"The UN estimates global e-waste (disposed electronic goods such as computers and mobile phones) amounts to about 40 million tonnes a year, and it contains many toxic materials such as lead, arsenic and mercuty. The European Environment Agency has calculated that the volume of e-waste is rising about three times faster than any other form of municipal waste."
BBC article, 2007
“CEOs could point out that profits should not be seenas an end in themselves, but rather as a signal from society that their company is succeeding in its mission of providing something people want—and doing it in a way that uses resources effi ciently relative to other possible uses.”

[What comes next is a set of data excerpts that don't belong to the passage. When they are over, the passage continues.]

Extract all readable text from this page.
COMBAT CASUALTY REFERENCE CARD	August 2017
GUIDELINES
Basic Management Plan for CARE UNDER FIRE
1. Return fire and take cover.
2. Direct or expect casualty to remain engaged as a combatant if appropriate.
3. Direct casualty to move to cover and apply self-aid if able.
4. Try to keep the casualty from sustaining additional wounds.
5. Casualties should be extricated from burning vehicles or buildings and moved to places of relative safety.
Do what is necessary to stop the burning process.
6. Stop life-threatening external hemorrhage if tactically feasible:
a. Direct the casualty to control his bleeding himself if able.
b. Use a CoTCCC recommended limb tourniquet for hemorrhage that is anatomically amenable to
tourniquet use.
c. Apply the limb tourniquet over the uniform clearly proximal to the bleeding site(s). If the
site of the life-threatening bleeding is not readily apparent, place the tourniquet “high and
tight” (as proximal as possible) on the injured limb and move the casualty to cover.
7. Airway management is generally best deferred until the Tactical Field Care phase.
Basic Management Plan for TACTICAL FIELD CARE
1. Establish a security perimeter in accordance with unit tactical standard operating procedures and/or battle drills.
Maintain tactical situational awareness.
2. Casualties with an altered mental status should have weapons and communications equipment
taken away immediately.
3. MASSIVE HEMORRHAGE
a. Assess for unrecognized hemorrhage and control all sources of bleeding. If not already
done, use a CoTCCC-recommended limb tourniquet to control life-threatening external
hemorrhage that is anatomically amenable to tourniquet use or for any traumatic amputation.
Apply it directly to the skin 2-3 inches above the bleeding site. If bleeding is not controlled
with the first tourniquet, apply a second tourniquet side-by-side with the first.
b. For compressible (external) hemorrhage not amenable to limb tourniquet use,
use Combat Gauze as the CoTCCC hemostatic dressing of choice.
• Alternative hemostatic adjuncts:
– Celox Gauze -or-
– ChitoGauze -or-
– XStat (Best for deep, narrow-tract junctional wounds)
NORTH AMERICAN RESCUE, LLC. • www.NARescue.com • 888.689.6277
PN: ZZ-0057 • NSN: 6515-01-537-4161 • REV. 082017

Ian Davis, Worldwide Managing Director, McKinsey & Company
The Sustainability Challenge is a software product that is used in a face-to-face group training environment. The vibrant, engaging interface of the Challenge is projected onto a screen and the process is run by a skilled facilitator.

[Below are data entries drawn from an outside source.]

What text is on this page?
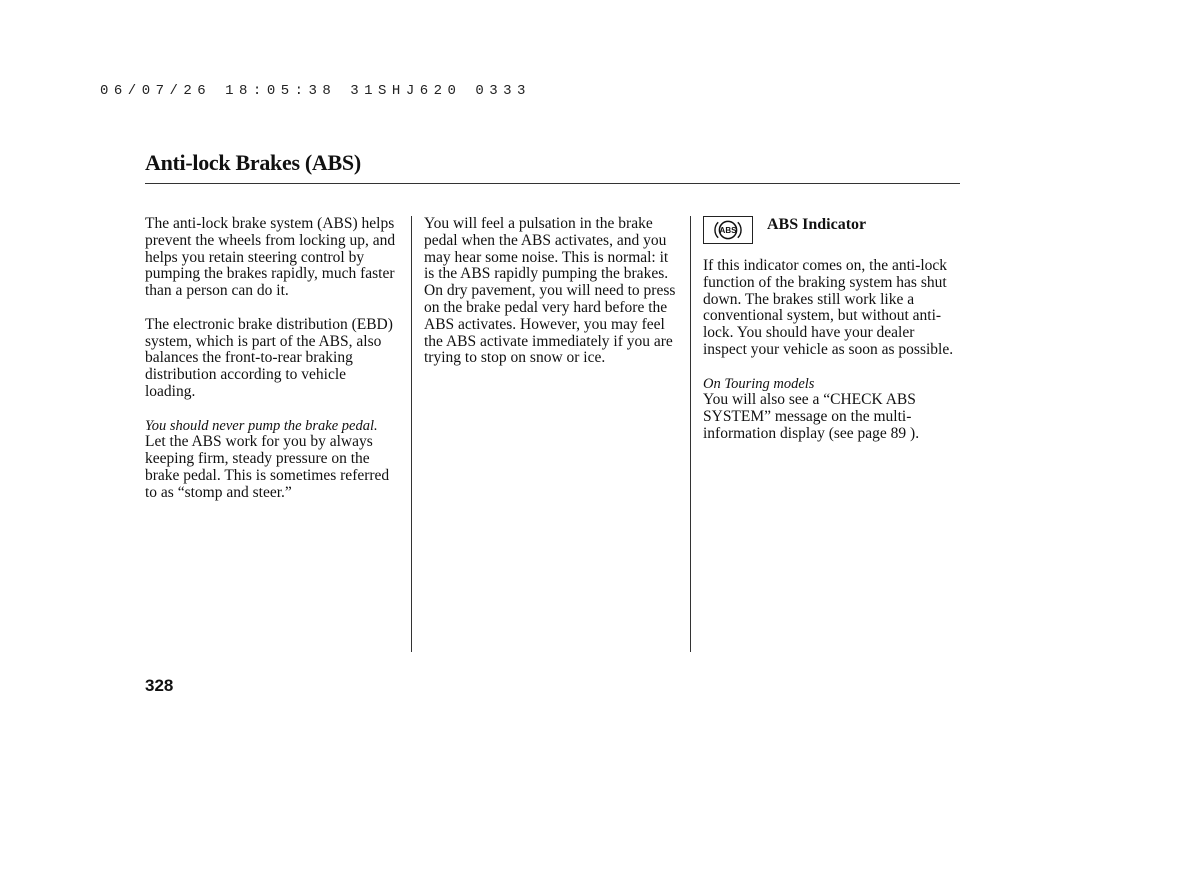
06/07/26 18:05:38 31SHJ620 0333
Anti-lock Brakes (ABS)

The anti-lock brake system (ABS) helps prevent the wheels from locking up, and helps you retain steering control by pumping the brakes rapidly, much faster than a person can do it.

The electronic brake distribution (EBD) system, which is part of the ABS, also balances the front-to-rear braking distribution according to vehicle loading.

You should never pump the brake pedal.

Let the ABS work for you by always keeping firm, steady pressure on the brake pedal. This is sometimes referred to as “stomp and steer.”

You will feel a pulsation in the brake pedal when the ABS activates, and you may hear some noise. This is normal: it is the ABS rapidly pumping the brakes. On dry pavement, you will need to press on the brake pedal very hard before the ABS activates. However, you may feel the ABS activate immediately if you are trying to stop on snow or ice.

ABS ABS Indicator

If this indicator comes on, the anti-lock function of the braking system has shut down. The brakes still work like a conventional system, but without anti-lock. You should have your dealer inspect your vehicle as soon as possible.

On Touring models

You will also see a “CHECK ABS SYSTEM” message on the multi-information display (see page 89 ).

328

You can retain one of Sustainability Challenge International’s many licensed facilitators to deliver Sustainability Challenge sessions for you. Alternatively, you can purchase a license and run Sustainability Challenge sessions internally with your own facilitators.

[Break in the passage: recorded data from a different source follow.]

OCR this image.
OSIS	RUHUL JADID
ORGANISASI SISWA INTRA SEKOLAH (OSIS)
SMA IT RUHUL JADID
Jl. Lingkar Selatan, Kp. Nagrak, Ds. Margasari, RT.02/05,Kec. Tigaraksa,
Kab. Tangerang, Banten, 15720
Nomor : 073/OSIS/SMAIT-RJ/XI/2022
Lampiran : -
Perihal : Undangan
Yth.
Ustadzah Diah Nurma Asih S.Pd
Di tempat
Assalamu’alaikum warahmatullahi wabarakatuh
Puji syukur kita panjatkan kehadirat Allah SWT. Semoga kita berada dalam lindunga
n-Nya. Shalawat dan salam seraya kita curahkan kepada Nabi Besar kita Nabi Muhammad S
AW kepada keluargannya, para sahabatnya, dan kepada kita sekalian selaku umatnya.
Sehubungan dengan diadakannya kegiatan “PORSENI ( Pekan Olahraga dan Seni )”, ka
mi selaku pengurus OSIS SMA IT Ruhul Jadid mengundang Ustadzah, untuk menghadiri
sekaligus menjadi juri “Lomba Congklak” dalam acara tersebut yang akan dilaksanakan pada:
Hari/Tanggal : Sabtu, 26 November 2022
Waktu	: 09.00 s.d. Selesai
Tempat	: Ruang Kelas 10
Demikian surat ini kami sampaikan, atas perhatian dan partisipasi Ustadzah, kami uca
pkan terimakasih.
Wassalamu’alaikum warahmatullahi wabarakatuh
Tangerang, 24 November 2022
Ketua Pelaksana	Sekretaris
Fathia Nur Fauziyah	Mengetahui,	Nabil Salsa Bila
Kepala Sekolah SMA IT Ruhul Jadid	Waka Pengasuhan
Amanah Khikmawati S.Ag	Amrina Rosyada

- Participants compete in teams to answer a series of challenging questions about sustainability. Questions have been carefully researched and designed to generate debate and discussion, creating a stimulating and engaging process where no participant is left unoccupied.
- The content itself is rigorously researched by our team of experts and ratified by the National Centre for Sustainability and/or Baker & McKenzie/LawInContext (in the case of legal content). It varies in complexity and covers a wide range of subject areas; thus the same format can be used at any level or with any group in your organisation.
- Sustainability Scorecards and leading questions help participants to apply the learning from each scenario to your organisation specifically, and begin developing strategic plans about how to address these issues at a systemic level.
- The Sustainability Challenge gathers valuable data in the form of votes on priority issues, individual responses to audit questions (via use of Audience Response Keypads), and team recommendations on strategies for addressing the priority issues identified. All this information is gathered into automatic reports generated by the software for easy consumption.
This process challenges participants’ understanding of the issue and force them to confront what sustainability means to their organisation, and then to apply what they have learned into creating a blueprint for the organisation’s next steps in becoming sustainable.